Government To Debate 'No Fault Divorces'

Legal expert backs calls for the modernisation of family law


Kate Rawlings, Press Officer | 0114 274 4238

Specialist family lawyers say Government plans to introduce ‘no fault divorces’ and modernise family law are “long overdue”.

The House of Commons is due to debate Conservative MP Richard Bacon’s private member’s bill, which seeks to introduce an extra ground for legal separation to the 1973 Matrimonial Causes Act, for the second time on Friday (22nd January 2016).

MPs will debate the proposed reforms to the law, which would mean divorces where neither party has to admit wrongdoing would become available.

Currently, couples wanting to divorce have to provide the courts with evidence of adultery, unreasonable behaviour, desertion, two years separation and consent or five years separation without consent.

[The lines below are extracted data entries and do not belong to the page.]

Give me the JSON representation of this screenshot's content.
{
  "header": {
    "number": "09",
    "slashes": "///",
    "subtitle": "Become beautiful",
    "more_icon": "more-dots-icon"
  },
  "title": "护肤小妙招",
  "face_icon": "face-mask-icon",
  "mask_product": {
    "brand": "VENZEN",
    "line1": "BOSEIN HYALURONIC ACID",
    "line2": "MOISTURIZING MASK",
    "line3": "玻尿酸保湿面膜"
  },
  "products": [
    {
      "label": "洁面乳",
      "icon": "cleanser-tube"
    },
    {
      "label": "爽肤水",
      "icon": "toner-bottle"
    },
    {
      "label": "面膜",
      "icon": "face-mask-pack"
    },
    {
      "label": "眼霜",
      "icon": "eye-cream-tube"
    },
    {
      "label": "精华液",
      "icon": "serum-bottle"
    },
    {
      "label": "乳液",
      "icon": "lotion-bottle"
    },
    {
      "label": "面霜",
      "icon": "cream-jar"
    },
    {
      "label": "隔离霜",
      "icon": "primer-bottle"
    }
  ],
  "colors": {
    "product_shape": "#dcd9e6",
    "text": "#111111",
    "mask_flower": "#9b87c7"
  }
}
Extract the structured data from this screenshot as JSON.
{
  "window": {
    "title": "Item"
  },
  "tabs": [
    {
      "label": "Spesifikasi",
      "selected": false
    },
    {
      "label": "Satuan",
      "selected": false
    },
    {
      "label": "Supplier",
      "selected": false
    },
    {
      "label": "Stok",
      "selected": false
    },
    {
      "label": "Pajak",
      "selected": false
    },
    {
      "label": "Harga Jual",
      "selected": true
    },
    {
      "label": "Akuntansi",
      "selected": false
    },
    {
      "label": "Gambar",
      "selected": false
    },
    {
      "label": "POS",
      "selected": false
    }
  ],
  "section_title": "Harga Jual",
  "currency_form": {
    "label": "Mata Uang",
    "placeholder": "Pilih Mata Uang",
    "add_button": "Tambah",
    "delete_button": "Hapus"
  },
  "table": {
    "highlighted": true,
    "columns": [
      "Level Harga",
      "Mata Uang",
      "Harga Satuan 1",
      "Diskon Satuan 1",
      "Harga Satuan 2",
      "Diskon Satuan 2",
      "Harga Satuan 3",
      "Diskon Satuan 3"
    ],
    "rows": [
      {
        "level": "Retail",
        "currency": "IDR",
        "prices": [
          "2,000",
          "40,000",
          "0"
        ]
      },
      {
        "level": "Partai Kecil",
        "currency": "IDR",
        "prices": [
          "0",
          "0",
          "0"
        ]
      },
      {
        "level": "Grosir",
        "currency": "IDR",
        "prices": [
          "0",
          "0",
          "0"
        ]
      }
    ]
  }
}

With almost 100,000 children caught up in divorces each year, specialist family lawyers at Irwin Mitchell say no fault divorce could be a better option to minimise the disruption for any children involved as it allows for a more amicable separation.

The South Norfolk MP’s bill also states that the courts should be able to grant divorces if they are satisfied there is “an individual statement from each party that the marriage has broken down irretrievably, signed freely and independently”.

MPs passed the first reading of Mr Bacon's No Fault Divorce Bill last October, after the second reading on Friday it will need to go through a committee debate and through the House of Lords before it is passed.

Peter Morris, a Partner and specialist family and divorce lawyer at Irwin Mitchell said the law as it current stands fails to recognise that many couples split amicably, and the system often results in one party having to wrongly admit fault in court.